1- İçinizde bir uslu bir de yaramaz kız var. Başınızı sürekli derde sokan uslu kız. Uslu kız, çağrılmayı bekliyor. Cevap olarak hayırı kabul etmiyor. Kimseyi rahatsız etmek istemiyor. Çok olgun ve örnek bir vatandaş. Haddini biliyor.
Yaramaz kız ise çok cesur. Herkesi şaşırtıyor. Aslında ona teşekkür borçluyuz. Seni seviyorum, istifa ediyorum diyen de hep o. Geçmişte pişman olunan şeylerin genellikle sorumlusu uslu kız. Sürekli dikkatli, temkinli ama hep hatalı.
2- Er ya da geç senin için de “Nasıl dayanıyor anlamıyorum?” denecek ve dayanmaya devam edeceksin. Örneğin; babanız sizi çok üzecek bir şey yapabilir ancak o güne kadar siz işaretleri görmemiş olabilirsiniz.

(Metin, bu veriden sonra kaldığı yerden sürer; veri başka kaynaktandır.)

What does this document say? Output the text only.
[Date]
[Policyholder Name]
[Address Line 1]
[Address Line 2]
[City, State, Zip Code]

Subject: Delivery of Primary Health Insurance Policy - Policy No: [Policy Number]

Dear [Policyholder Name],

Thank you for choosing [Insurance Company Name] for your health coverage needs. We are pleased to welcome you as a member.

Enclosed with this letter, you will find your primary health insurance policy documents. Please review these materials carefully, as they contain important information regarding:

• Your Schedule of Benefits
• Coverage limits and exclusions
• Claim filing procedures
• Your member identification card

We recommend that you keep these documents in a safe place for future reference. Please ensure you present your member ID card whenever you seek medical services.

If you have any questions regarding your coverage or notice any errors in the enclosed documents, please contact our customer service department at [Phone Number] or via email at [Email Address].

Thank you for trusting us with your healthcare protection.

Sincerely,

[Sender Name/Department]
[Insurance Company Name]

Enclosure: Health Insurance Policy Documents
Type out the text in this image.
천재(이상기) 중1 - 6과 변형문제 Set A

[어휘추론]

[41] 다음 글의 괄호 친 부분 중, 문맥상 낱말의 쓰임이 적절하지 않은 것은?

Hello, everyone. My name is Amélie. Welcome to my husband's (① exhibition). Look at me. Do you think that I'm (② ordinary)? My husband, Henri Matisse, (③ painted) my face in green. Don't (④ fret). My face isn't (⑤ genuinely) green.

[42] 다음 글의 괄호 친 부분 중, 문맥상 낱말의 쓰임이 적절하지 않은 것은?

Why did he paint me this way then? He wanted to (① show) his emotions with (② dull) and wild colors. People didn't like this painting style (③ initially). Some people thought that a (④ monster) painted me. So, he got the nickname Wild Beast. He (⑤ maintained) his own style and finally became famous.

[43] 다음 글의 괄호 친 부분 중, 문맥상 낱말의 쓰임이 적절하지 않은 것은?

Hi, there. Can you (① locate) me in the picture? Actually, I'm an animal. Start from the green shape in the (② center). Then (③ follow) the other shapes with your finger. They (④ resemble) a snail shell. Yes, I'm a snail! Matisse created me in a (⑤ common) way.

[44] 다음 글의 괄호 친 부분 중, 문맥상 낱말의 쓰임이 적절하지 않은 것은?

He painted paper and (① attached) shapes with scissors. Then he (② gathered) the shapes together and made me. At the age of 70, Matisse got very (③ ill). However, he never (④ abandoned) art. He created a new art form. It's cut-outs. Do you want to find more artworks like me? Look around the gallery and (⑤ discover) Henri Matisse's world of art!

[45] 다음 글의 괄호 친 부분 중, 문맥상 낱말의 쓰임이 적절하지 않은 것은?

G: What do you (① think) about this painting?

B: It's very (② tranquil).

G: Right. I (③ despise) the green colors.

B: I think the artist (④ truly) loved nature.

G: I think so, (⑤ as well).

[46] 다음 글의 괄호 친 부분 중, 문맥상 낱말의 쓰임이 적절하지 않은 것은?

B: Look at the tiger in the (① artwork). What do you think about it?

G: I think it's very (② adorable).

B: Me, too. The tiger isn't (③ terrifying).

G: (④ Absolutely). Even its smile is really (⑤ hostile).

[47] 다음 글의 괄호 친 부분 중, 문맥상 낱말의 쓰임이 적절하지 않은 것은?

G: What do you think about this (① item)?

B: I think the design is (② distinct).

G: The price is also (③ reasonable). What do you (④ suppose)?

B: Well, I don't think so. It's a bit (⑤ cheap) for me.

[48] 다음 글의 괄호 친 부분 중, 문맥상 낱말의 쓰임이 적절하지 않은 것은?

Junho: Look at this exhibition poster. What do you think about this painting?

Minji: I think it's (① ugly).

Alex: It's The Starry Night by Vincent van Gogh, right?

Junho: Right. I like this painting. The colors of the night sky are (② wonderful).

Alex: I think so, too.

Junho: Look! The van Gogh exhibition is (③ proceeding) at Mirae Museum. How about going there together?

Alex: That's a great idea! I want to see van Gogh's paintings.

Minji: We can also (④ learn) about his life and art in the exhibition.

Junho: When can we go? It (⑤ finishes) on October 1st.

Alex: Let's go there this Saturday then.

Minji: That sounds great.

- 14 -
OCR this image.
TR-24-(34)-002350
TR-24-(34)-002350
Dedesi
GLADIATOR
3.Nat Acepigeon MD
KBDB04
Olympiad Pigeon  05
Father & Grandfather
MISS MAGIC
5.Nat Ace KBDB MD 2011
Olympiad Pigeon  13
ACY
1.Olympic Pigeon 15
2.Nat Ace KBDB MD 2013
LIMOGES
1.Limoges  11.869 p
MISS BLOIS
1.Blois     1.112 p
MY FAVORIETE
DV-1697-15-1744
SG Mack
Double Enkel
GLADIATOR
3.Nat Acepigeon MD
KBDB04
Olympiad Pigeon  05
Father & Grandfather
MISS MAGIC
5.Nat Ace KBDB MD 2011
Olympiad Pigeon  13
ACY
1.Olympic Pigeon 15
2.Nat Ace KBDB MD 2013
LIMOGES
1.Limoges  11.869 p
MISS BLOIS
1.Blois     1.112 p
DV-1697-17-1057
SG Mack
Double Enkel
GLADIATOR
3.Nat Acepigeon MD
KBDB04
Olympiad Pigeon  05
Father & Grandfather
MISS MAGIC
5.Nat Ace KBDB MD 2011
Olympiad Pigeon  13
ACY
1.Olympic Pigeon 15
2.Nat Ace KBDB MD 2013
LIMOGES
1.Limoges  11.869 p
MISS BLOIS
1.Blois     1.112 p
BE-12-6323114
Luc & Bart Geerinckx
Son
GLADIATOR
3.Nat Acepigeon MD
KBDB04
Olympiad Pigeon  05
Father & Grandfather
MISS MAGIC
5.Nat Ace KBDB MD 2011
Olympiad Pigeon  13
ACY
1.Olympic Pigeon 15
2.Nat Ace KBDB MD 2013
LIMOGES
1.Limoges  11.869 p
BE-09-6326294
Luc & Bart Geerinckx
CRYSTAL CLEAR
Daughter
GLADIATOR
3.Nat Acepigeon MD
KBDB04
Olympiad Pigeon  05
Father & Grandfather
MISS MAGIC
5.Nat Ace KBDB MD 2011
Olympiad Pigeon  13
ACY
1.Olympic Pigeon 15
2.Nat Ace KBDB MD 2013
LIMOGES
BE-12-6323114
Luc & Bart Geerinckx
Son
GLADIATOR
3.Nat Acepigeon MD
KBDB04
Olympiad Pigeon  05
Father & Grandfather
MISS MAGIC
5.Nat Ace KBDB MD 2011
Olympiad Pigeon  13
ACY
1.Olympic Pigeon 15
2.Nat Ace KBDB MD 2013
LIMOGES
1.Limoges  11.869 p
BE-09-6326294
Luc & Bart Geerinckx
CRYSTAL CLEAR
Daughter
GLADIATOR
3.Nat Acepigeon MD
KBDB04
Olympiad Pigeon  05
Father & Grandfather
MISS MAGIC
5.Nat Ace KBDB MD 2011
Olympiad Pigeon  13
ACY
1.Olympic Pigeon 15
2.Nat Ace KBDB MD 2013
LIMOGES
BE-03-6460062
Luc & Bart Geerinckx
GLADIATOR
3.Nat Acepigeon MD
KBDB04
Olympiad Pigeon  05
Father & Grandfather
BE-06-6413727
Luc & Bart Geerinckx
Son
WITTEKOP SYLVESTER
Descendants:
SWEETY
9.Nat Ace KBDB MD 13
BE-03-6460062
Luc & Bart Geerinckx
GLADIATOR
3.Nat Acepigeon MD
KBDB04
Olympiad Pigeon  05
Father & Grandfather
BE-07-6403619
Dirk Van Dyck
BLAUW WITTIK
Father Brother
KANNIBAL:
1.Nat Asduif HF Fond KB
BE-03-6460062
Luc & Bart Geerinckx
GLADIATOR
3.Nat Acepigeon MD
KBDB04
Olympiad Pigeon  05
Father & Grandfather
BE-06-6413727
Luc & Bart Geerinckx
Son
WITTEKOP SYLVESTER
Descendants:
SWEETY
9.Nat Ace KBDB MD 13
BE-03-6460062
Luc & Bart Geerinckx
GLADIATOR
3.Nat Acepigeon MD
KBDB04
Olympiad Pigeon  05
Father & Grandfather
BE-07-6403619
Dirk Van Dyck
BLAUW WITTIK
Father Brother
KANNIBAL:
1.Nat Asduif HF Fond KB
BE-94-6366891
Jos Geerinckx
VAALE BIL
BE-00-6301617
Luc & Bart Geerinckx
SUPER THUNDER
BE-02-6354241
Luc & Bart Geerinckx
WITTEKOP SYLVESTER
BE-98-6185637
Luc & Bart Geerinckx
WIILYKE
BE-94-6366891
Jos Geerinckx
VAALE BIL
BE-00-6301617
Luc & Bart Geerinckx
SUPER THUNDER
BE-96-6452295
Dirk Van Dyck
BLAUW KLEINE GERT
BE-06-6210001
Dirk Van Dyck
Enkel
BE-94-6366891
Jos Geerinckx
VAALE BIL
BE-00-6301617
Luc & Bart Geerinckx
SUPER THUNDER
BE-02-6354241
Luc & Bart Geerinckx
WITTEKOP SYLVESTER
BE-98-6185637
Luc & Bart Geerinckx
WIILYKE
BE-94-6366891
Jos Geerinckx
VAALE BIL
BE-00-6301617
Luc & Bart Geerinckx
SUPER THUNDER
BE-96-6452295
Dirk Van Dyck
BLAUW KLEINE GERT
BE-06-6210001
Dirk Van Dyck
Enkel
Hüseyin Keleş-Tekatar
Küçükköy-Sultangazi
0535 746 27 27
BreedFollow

3- “Nasıl dayanıyor anlamıyorum?” durumunda olmak hiçbir koruma sağlamıyor. Beterin de beteri var. Örneğin; babanızdan bir yıl sonra, annenizden kötü bir haber alabilirsiniz. Hayatın size haksızlık ettiğini düşünür ve isyan ederseniz. Aslında bir insanın başına gelen kötü olayların bir kotası yok. Her şey mümkün.
4- Bazen tek yanıt “Kim bilir”dir. Belirsizlik içinde yaşamak da çok zordur. Belirsizliklerle yaşamayı öğrenmek belki de insanı en çok zorlayan sınavlardan biridir. Aslında belirsizliğin iyi tarafı, pozitiflik olasılığıdır. Kim bilir?
5- Anneniz güçlü olabilir ama ölümsüz değil. Eninde sonunda annenizin ölmesi, sizin artık onun küçük kızı olmadığınız anlamına gelir. Ne denilebilir ki… Hayat.
6- Eğer zararlı bir alışkanlığı bırakamıyorsan, günün birinde bırakmak zorunda kalabilirsin.
7- Aşk, sadece çizgi içlerini boyamaz. Kocanız olmayan bir adama, mutlu bir evliliğiniz olsa bile aşık olabilirsiniz. Kimse böyle bir şey yaşamayı tercih etmez ve bu da işin zor tarafı. Kendimizi sadakatsiz ve suçlu hissederiz. Ama yalnız olmadığınızı bilin.
Bu çok insani bir durum ve pek çok kişinin başına geliyor. Sadece itiraf edecek kadar dürüst ve cesur değiller.